O ministro do Supremo Tribunal Federal (STF) Dias Toffoli criticou a “judicialização” excessiva de discussões de temas no país e afirmou que esse mesmo excesso revela uma deficiência das instituições.
“A gente brinca que lá a gente decide do parafuso ao foguete. Tudo vai parar no Supremo. E nós, do Judiciário, não podemos dizer ‘não vamos julgar’. Se tudo vai parar na Justiça, temos que refletir enquanto sociedade”, declarou. Toffoli participou do painel sobre Justiça e Segurança do 23º Fórum Empresarial Lide, que acontece no Rio de Janeiro.
“Somos criticados, muitas vezes, pelo excesso de litigiosidade, pelo excesso de decisões. Mas, na verdade, quem tem que refletir sobre isso é a sociedade e os poderes constituídos. Porque se tudo vai parar no Judiciário, é porque há uma falência dos órgãos e das instituições e da sociedade em resolver seus conflitos”, disse. “Temos que destravar o país. Temos que ter órgãos de estado que tenham sistema de fast track de trabalhar juntos e de ter decisões rápidas”.
Toffoli sinalizou a existência de um “conflito” hoje no país com a criação do trânsito em julgado — momento em que uma decisão judicial torna-se definitiva, sem que haja a possibilidade de recurso. O termo “trânsito em julgado” é mencionado na Constituição Federal e em diplomas como os Códigos Civil e Penal, mas nenhum traz uma definição legal.
“Um contrato só vale se tiver uma decisão judicial com trânsito em julgado. Na administração pública, os gestores mordem o dedo dos órgãos de controle. E muitas vezes aquilo que, por exemplo, um estado e o Executivo federal estão de acordo, o pessoal do Tesouro Nacional diz ‘Vai no Supremo, que aí com a ordem judicial estamos protegidos'”, declarou.
Como exemplo, o ministro citou a liminar concedida por ele mesmo ao estado do Rio de Janeiro. Em maio, o magistrado suspendeu o aumento no serviço da dívida do estado com a União — a alta era uma punição ao descumprimento do plano de recuperação fiscal assinado pelo estado.
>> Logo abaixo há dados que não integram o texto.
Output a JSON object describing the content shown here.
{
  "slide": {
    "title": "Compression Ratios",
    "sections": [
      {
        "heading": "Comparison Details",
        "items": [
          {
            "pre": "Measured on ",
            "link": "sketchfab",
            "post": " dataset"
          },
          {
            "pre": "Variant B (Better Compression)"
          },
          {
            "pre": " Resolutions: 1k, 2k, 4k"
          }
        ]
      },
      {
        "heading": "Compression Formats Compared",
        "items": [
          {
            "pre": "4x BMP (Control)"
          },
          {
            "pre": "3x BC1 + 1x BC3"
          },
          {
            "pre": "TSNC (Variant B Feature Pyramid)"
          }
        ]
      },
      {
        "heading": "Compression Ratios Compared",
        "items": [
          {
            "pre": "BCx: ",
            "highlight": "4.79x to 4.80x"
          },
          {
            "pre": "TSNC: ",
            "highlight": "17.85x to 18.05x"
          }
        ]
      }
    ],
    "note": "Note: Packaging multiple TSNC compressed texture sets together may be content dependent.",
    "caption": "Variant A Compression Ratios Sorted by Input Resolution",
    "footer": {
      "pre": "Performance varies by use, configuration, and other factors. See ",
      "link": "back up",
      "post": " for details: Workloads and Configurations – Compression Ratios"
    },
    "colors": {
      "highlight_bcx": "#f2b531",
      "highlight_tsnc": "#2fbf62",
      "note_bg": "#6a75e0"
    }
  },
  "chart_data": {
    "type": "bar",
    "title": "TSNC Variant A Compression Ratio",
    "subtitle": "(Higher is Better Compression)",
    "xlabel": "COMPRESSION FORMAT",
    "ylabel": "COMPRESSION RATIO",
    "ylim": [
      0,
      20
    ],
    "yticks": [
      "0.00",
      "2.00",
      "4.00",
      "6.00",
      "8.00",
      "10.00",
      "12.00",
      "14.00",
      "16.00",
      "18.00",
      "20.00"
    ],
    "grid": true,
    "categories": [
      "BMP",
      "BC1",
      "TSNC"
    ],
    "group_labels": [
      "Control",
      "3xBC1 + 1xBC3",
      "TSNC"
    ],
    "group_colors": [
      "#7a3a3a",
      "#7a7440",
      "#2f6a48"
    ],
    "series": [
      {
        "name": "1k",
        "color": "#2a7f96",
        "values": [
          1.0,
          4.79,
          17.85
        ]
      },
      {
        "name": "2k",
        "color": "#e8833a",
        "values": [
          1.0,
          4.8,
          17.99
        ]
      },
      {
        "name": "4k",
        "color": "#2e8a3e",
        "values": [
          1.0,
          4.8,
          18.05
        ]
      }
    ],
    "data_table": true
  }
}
Toffoli concedeu o direito de que o Rio de Janeiro pague as parcelas mensais da dívida no valor correspondente ao ano de 2023, sem a aplicação de sanções. A concessão da liminar, no entanto, disse Toffoli, foi conversada primeiramente com o ministro da Fazenda, Fernando Haddad. Já nesta semana, o tema foi tratado pelo Congresso: o Senado aprovou a renegociação de dívidas dos estados com a União, com a possibilidade de pagamento em até 30 anos e com juros menores. A matéria segue para a Câmara.
“O projeto de lei no Senado para resolver esse problema saiu do Judiciário, para resolver no Congresso Nacional. E quando se vai no Tesouro, o técnico diz: ‘Se eu assinar isso, posso ser responsabilizado’. Então judicializa”, declarou.
Reforma tributária
Ainda falando do excesso de processos no país, Dias Toffoli apontou que a reforma tributária deverá aumentar a judicialização. O ministro afirmou que, desde a criação da repercussão geral — que garante a possibilidade de que a decisão tomada pelo Supremo seja vinculante para toda a Justiça –, foram 341 temas aprovados e outros 270 julgados apenas em matéria tributária.
“Virá uma demanda enorme, porque com a nova emenda constitucional que alterou o sistema tributário e a sua regulamentação, é evidente que vai haver uma judicialização (…) Quanto mais texto na Constituição, mais judicialização nós vamos ter. E dizia ao Paulo Guedes [ex-ministro da Economia], ao Haddad, que o ideal da reforma era enxugar a Constituição, estabelecer critérios de premissas, de divisão da federação das competências, mas não colocar tanto texto. Fizeram tudo ao contrário”, declarou.